No fue que el comunismo lo lanzara a su aventura, pues fue el desagrado del gigante americano quien lo arrojó en manos de la URSS, con toda su maquinaria de propaganda que ensalzaba a Marx, aun a sabiendas de que si hubiera levantado la cabeza, habría abominado de sus epígonos ideológicos. Los desheredados del mundo hispano lo convirtieron en bandera y rindieron pleitesía a su valor y, aún peor, a la ideología que mantenía su régimen por vía de propaganda y donativos del oro de Moscú. Estados Unidos aplicó a Cuba aquella doctrina Monroe, demócrata por más señas, que tanto dolor causara a Hispanoamérica financiando a militares golpistas y sañudos. Nunca fue política afortunada la del bloqueo y la trinchera, pues siempre tiene enfrente otra que hace causa de la enemistad, sirve a la represión y ahuyenta todo atisbo de conciliación. Ya lo dijo Porfirio Díaz: pobre México, tan lejos de Dios y tan cerca de Estados Unidos; lo que puede hacerse extensivo a toda la América Hispana, donde han terminado haciendo fortuna líderes filocomunistas, para muestra de que quien siembra vientos, recoge tempestades. Mas prefiero poner en su haber un efecto indirecto: en el mundo de la órbita comunista se propagó el español (la lengua en la que se expresa el indigenismo antiespañol), pero no por aprender la prosa cervantina, sino por seguir la secuela proselitista que abriera Fidel en toda Hispanoamérica, hasta convertirse en un referente tanto para la izquierda, incluida la española, como para las clases bajas, las que también formaban parte de la Iglesia de los pobres a los que se refería Ignacio Ellacuría y toda la teología de la liberación. Sí, ya sé que oficialmente Cuba no era católica, pero en el patio trasero de los EE UU, todo atisbo de rebelión, seglar o espiritual, era mal visto, cuando no directamente condenado, sentenciado y ejecutado. Y así, Castro fue todo un símbolo de resistencia frente al imperialismo merced a una propaganda fabulosa que convirtió en castillo ideológico su trinchera. Sus éxitos en educación y sanidad no pueden esconder una realidad paupérrima que se prolonga más allá de su muerte junto a una feroz represión de cualquier atisbo de oposición.

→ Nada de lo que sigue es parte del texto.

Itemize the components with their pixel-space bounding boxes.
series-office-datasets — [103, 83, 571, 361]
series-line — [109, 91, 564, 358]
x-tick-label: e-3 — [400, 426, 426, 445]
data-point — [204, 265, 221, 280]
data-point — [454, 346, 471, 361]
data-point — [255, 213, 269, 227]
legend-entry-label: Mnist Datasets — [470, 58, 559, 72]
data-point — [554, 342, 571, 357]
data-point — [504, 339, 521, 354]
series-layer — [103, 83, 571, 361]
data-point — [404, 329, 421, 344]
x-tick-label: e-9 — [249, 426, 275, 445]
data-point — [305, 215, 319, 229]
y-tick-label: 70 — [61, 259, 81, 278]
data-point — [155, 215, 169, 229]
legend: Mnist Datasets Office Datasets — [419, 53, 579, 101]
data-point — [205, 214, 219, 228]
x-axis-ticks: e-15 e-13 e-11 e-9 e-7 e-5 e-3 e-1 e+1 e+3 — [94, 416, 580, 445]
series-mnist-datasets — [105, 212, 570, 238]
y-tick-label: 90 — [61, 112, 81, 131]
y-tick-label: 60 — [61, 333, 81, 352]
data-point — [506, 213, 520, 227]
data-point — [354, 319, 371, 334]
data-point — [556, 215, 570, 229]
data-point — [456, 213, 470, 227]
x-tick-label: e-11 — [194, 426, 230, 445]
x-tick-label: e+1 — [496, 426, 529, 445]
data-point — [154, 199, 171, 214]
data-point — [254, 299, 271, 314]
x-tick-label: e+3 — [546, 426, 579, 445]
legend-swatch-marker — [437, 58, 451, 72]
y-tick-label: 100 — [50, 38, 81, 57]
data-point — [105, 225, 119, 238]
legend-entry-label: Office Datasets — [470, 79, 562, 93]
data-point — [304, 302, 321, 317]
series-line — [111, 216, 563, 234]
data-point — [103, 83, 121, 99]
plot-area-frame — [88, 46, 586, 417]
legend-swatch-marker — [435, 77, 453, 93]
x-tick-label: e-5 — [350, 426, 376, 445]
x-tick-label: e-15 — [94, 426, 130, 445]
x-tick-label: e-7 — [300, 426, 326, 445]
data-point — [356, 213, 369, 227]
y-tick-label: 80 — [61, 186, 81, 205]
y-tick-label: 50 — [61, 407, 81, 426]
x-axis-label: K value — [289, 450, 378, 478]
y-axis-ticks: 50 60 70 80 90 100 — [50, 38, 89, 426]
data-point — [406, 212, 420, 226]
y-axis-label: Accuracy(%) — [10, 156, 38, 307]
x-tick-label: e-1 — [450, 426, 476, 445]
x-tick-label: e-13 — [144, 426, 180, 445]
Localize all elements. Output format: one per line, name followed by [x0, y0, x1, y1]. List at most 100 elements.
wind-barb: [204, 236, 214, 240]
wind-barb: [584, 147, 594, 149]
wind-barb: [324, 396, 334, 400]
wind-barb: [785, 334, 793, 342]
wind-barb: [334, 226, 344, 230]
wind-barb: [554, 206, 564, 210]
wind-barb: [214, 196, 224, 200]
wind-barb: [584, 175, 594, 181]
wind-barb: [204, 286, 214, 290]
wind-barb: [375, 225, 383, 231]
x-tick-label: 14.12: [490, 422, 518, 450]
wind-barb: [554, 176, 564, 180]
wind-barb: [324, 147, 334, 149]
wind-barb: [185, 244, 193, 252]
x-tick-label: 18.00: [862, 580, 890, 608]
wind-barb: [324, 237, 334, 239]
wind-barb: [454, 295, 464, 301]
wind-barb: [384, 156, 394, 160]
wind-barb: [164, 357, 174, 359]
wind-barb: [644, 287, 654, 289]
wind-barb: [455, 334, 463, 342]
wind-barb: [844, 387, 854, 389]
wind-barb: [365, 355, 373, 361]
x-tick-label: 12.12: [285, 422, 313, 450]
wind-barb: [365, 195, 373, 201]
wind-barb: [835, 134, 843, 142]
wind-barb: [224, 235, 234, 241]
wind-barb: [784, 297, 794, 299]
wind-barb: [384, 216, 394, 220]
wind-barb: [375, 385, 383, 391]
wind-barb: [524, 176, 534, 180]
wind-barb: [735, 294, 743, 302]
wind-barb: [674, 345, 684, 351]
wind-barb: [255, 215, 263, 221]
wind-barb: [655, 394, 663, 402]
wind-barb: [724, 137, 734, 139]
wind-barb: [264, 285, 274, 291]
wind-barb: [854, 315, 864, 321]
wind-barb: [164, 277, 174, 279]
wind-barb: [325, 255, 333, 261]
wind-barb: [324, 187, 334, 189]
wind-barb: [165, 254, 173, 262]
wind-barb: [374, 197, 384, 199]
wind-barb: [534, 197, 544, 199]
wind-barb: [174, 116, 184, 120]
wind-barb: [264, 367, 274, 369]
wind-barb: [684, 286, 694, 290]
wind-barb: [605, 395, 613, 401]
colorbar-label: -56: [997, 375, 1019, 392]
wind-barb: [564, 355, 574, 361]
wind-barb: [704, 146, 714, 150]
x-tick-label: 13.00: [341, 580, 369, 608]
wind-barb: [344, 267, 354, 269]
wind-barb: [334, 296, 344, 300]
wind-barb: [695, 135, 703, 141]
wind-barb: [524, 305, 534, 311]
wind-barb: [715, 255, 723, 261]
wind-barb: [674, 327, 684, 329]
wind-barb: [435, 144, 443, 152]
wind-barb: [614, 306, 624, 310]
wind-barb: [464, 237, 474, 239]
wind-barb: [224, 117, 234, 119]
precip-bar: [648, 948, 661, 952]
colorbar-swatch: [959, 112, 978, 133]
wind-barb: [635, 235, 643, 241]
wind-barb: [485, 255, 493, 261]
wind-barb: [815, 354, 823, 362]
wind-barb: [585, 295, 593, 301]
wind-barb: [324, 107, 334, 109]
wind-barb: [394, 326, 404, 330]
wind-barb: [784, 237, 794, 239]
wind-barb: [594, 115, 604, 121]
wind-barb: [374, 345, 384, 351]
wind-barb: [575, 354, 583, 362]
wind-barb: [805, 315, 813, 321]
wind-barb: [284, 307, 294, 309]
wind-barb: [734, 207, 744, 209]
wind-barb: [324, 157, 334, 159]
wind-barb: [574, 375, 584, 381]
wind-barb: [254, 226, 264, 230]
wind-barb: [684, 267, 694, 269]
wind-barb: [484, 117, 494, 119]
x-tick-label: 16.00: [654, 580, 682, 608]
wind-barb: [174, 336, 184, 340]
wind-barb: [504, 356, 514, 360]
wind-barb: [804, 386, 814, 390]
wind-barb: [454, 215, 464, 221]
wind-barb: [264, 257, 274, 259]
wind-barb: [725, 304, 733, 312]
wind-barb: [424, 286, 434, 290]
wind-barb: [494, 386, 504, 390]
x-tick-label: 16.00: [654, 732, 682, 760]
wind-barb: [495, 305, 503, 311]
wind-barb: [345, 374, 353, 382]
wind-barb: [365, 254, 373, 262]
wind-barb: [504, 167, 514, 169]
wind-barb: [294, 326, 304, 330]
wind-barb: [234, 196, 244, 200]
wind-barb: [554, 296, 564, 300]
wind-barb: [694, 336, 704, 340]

La revolución cubana fue liberadora y bandera anti imperialista, pero la larga dictadura la ha terminado convirtiendo en una guerra civil de la Cuba castrista contra la oposición y el exilio. Y ya sabemos las consecuencias que tiene esto, según Unamuno postulara: las guerras civiles no acaban nunca. Juiciosa e implacable sentencia que condena a la joya del Caribe a una difícil transición que más temprano que tarde habrá de llegar. Patria o muerte era la apuesta, pues hizo su suerte la parca y fue quien más ganó. Y Fidel, endiosado en vida y sin cuidado de una imagen acartonada, anclado en el tiempo de las gloriosas hazañas, olvidó que la libertad tiene las alas de los ángeles. Si Don Quijote cobrara vida en el Caribe, habría visto en él y por febril encantamiento a un caballero antagonista, asaz loco y desnortado, proclamando ser libre un galeote cargado de cadenas. Desconozco si la inefable Dulcinea del caribeño habría sido en su caso la magistral Alicia Alonso, pues hubo un punto de ceguera en la visión quimérica de la vida de los barbudos del Gramma y sierra Maestra.

Tengo mis dudas de que la Historia lo absuelva, como proclamó en el juicio por su rebelión del asalto al cuartel de Moncada. Qué pasará ahora es la pregunta que todos se hacen y cuya respuesta esperamos de los grandes analistas, que casi siempre se equivocan. Habría que bajar hasta el Hades para escuchar el saber del viejo Tiresias: «Ulises, fecundo en ardides, ¿por qué has dejado la luz del sol y vienes a ver a los muertos a esta región desapacible? Retira la aguda espada para que, bebiendo sangre, te revele la verdad de lo que quieras». De lo que le dijo a Odiseo y lo que oyeron mis oídos, lo contaré otro día, sin sangre, libando una copa de buen vino.